Dlaczego ma być drożej? Głównym powodem są nowe wymagania unijne co do poziomu recyklingu, które zaczną obowiązywać od przyszłego roku. Przetwarzanie odpadów komunalnych będzie musiało sięgnąć 50 proc. W ubiegłym roku w Polsce do recyklingu trafiało według danych Eurostatu tylko 33,8 proc. śmieci. Wskaźnik z roku na rok rósł, ale to za mało i musimy szybko nadrabiać.
Zobacz też: Opłaty za wywóz śmieci spadną za kilka miesięcy. Ważna deklaracja ministra
Dlaczego jednak ceny rosną tak szybko? Poza efektem regulacji unijnych powodem jest brak konkurencji w przetargach, które organizują gminy. Od lipca 2013 roku to one wybierają dla nas firmy gospodarujące odpadami, a nie my sami. W rezultacie mamy wybór na zasadzie: jeśli chcesz mniej płacić za śmieci, to możesz się przeprowadzić. Albo inaczej głosować w przyszłych wyborach.

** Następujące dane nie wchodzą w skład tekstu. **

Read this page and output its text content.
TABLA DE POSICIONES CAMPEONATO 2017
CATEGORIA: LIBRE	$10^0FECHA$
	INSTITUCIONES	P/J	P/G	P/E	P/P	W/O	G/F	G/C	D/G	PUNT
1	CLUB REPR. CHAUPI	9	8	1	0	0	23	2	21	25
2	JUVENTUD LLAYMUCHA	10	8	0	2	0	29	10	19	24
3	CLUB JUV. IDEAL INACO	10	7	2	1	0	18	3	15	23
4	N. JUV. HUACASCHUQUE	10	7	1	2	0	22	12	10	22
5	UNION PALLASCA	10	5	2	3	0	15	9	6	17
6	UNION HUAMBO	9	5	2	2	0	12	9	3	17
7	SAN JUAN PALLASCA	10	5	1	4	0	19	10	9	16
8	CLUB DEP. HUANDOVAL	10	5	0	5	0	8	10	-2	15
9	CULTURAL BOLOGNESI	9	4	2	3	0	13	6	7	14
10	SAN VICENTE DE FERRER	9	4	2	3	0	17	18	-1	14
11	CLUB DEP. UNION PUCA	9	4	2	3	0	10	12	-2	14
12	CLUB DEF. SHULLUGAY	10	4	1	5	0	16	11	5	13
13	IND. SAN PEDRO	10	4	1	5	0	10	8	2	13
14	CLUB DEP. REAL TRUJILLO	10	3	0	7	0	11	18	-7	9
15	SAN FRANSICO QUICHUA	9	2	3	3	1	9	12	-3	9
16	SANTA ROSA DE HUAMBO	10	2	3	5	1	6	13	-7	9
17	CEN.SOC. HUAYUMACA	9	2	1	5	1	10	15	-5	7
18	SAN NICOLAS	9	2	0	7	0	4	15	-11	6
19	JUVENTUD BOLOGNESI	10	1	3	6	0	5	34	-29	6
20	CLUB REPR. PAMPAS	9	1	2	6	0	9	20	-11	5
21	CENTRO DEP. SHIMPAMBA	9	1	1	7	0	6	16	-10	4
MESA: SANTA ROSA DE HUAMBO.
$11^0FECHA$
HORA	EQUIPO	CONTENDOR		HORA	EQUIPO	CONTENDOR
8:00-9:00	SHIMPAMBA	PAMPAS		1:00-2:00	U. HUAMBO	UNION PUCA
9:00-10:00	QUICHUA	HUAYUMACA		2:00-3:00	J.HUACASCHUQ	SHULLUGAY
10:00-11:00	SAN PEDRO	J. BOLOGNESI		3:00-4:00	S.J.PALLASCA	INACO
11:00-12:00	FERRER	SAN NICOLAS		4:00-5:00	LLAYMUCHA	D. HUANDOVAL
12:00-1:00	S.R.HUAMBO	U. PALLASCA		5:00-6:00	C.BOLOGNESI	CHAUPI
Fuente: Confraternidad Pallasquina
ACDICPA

- W ciągu ostatnich dwóch lat w ponad połowie gmin miejskich o zamówienie ubiegał się tylko jeden przedsiębiorca. Jednocześnie widać, że tam, gdzie o kontrakt z gminą walczy większa liczba firm, mieszkańcy płacą mniej za odbiór śmieci - powiedział Marek Niechciał, prezes Urzędu Ochrony Konkurencji i Konsumentów, które wszczęło postępowanie w sprawie. - W 2011 r., przed zmianami, tylko w 8 proc. tych gmin usługi świadczył jeden podmiot - dodał.
Postanowiliśmy w money.pl sprawdzić, kto już dobrze zarabia na wywózce śmieci, a po podwyżkach będzie zarabiać prawdopodobnie jeszcze lepiej. W tym celu przegrześledziliśmy raporty w krajowym Rejestrze Sądowym z wynikami za lata 2016-2018.
Niemieckie firmy na czele
Widać w nich, że biznes śmieciowy, mimo wzrostu cen i przychodów, nadal nie jest łatwy. Na przykład należące do miasta warszawskie MPO w ubiegłym roku straciło aż 92 mln zł, choć przychody były znacząco wyższe. Bardzo dobrze radzą sobie na rynku natomiast dwie prywatne niemieckie firmy: Remondis i Alba.
Było nie było, nasz zachodni sąsiad stworzył gigantyczny system recyklingu - zagospodarowują aż 98,5 proc. swoich śmieci, a i śmiecą o wiele więcej niż Polacy. Była dzięki temu szansa, by zrodziły się też duże specjalistyczne firmy, które potrafią obsługiwać ten rodzaj działalności. Dawno wyszły poza granicę swojej ojczyzny, trafiając m.in. do Polski.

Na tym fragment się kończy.